On se frotte les yeux, on se pince, on aimerait que tout ceci ne soit qu’un affreux cauchemar. Par avance, on s’accrochait au nouveau film de Marco Bellocchio comme à une bouée de sauvetage qui aurait flotté sur la misère globale de cette 72e Mostra. Et pourtant on se noie, dans une incompréhension totale, osant à peine croire ce dont on a été témoin : le naufrage de Sangue del Mio Sangue dans les rangs des pires ratages qu’on ait vus sur le Lido cette année (jusqu’à maintenant…). Mais qu’est-ce qui est donc passé par la tête du cinéaste italien pour livrer un film à ce point dévitalisé, à côté de la plaque, à la raison d’être si insignifiante, une ombre caricaturale de son cinéma ? Sangue del Mio Sangue conte l’histoire de deux hommes damnés (à moins que ce ne soit le même homme ? à vrai dire, on s’en moque) séparés par le temps mais aux destinées liées au couvent-prison de Bobbio. Dans le passé, une jeune femme y est jugée pour sorcellerie après avoir poussé un prêtre au suicide — procédure judiciaire de pure complaisance, pour éviter au défunt la damnation éternelle. Le frère jumeau du prêtre, Federico Mai (joué par Pier Giorgio Bellocchio, fils et fréquent collaborateur de Marco), un homme pieux mais faillible comme tout homme, arrive sur les lieux pour arracher la confession de l’accusée, mais est finalement séduit par elle. Au présent, ce même lieu est laissé à l’abandon, ou presque : un mystérieux « comte » vampire (joué par un autre fidèle, Roberto Herlitzka) réside dans ses recoins sombres, et un prétendu inspecteur nommé Federico Mai (et toujours joué par PGB) ne tarde pas à venir l’y déranger sous le prétexte d’acheter le bâtiment…
Confusion des identités à travers les époques, élégance occasionnelle des images (notamment pour capter la sombre rugosité du couvent), charge contre l’hypocrisie du clergé, transgression des interdits religieux, commentaire sur la corruption actuelle en Italie, intervention inopinée du fantastique… Un des exercices les plus fastidieux pour le spectateur de Sangue del Mio Sangue consiste à guetter les signes familiers au cinéma de Bellocchio.
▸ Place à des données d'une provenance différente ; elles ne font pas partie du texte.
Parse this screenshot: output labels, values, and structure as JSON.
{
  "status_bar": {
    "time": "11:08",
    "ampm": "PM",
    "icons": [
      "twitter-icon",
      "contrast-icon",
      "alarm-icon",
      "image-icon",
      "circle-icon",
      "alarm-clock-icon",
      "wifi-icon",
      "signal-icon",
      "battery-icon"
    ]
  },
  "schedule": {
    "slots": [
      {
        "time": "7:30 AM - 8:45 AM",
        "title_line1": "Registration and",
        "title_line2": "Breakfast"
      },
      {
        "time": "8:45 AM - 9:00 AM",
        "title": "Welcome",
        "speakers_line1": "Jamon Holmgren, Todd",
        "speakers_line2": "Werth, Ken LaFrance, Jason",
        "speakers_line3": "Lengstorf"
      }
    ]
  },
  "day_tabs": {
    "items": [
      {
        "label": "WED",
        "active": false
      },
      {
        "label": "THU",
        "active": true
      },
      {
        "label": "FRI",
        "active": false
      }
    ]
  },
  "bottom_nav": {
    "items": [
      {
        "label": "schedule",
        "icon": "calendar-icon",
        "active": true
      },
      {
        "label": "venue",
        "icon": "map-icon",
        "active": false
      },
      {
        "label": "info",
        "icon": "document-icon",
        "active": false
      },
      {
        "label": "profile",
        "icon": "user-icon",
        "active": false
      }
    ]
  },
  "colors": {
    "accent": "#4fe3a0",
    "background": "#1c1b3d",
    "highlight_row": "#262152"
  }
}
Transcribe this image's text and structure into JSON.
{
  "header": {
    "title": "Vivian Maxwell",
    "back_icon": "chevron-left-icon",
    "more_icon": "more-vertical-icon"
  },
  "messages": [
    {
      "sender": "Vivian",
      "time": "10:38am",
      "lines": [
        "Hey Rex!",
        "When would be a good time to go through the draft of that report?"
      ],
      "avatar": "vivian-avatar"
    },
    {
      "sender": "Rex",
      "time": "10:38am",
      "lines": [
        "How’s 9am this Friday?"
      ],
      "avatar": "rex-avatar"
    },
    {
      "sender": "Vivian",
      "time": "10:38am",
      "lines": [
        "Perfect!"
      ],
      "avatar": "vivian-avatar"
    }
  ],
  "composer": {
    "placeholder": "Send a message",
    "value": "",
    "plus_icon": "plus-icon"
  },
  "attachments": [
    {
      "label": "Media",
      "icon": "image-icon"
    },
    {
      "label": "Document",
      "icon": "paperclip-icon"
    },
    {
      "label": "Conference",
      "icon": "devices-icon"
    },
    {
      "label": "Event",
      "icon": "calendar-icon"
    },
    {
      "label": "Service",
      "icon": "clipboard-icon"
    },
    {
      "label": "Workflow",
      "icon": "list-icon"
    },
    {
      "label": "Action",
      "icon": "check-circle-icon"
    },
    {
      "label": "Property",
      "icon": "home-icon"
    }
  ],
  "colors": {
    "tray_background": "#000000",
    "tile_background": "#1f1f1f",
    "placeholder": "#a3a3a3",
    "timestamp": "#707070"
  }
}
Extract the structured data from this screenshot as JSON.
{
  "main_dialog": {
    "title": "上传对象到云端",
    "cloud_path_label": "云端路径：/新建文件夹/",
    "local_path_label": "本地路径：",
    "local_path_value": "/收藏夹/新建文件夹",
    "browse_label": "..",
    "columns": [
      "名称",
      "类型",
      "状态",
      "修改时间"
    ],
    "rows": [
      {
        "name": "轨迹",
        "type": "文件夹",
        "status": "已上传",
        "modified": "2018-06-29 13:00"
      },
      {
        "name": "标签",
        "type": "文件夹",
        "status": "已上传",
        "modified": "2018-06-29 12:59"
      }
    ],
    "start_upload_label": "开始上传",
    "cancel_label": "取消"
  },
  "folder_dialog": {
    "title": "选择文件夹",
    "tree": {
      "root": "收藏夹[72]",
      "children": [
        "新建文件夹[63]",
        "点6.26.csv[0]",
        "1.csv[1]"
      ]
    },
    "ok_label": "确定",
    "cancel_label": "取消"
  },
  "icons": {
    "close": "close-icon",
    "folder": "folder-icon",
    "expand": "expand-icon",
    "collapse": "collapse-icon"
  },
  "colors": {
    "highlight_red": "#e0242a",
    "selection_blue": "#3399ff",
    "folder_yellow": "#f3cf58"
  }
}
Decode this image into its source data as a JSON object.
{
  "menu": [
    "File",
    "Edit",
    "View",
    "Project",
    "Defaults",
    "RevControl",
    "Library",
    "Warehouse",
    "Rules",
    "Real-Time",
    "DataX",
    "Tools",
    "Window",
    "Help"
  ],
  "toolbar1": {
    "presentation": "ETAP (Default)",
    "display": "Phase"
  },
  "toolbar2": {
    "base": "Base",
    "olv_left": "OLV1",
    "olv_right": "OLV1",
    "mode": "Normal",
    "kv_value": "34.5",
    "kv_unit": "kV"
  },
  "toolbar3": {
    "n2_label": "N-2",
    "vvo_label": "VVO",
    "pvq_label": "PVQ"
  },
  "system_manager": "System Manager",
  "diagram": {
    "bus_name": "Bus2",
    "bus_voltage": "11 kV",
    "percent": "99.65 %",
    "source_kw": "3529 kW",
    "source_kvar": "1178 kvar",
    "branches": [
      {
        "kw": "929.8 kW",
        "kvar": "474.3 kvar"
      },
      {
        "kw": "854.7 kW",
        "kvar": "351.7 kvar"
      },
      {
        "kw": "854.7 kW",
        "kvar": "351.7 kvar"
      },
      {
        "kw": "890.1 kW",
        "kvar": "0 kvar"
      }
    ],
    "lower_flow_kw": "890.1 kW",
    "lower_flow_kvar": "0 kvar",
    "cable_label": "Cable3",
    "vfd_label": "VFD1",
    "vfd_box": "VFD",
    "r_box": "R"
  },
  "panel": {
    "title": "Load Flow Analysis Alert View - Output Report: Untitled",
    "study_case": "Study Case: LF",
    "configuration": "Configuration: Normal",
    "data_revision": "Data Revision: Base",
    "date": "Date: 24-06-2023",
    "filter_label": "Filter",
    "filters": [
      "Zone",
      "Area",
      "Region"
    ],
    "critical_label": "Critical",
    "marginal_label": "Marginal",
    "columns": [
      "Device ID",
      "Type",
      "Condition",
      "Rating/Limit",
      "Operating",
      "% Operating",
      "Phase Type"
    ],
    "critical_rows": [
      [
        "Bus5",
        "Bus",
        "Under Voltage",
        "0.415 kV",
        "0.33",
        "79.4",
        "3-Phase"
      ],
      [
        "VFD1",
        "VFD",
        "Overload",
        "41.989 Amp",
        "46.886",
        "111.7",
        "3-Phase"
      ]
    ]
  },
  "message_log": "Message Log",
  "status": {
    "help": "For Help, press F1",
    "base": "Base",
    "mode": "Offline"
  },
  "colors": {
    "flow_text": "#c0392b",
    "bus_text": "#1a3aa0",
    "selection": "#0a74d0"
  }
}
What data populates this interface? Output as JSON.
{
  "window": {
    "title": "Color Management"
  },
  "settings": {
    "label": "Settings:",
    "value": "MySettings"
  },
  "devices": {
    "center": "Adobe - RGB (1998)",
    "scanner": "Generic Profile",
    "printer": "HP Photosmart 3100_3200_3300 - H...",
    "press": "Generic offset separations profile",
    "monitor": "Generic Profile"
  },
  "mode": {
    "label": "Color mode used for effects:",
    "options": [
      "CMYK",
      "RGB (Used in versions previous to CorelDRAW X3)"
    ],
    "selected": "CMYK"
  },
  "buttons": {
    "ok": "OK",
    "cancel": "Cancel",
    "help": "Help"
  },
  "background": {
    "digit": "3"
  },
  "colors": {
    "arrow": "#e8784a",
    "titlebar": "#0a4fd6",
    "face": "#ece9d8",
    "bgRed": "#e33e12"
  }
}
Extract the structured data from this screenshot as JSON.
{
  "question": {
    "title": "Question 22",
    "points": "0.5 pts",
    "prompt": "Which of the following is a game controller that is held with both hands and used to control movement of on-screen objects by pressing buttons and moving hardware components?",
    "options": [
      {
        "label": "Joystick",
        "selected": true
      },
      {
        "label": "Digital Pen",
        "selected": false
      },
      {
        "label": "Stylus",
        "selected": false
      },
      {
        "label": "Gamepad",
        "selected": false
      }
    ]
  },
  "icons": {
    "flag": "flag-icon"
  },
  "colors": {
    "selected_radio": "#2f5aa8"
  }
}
Or ce qu’on trouve ne constitue guère plus qu’un amas de réflexes, de trucs de conteur répondant trop paresseusement aux attentes du public, qui amusent un peu la galerie (on sourit en entendant un prêtre presser la supposée sorcière d’avouer parce qu’ « on n’a pas toute la journée !») mais ne formulent rien d’opérant, décorant le film au lieu de l’habiter. Les symptômes d’auteurisme décoratif deviennent même franchement embarrassants quand l’auteur se pique de pervertir sa partie « film d’époque » d’une touche de modernité, en utilisant une horrible reprise a cappella de « Nothing else matters » de Metallica… Mais alors que ces petits effets de signature concernent surtout le versant passé du récit, le pire est à venir avec la partie au présent, supposément satirique, où Bellocchio se rabaisse à une grossièreté des effets comiques dont on ne le croyait pas capable, notamment pour rendre grotesques certains personnages secondaires (pauvre Filippo Timi, le Duce de Vincere, tenu de jouer le fou grimaçant en gros plan).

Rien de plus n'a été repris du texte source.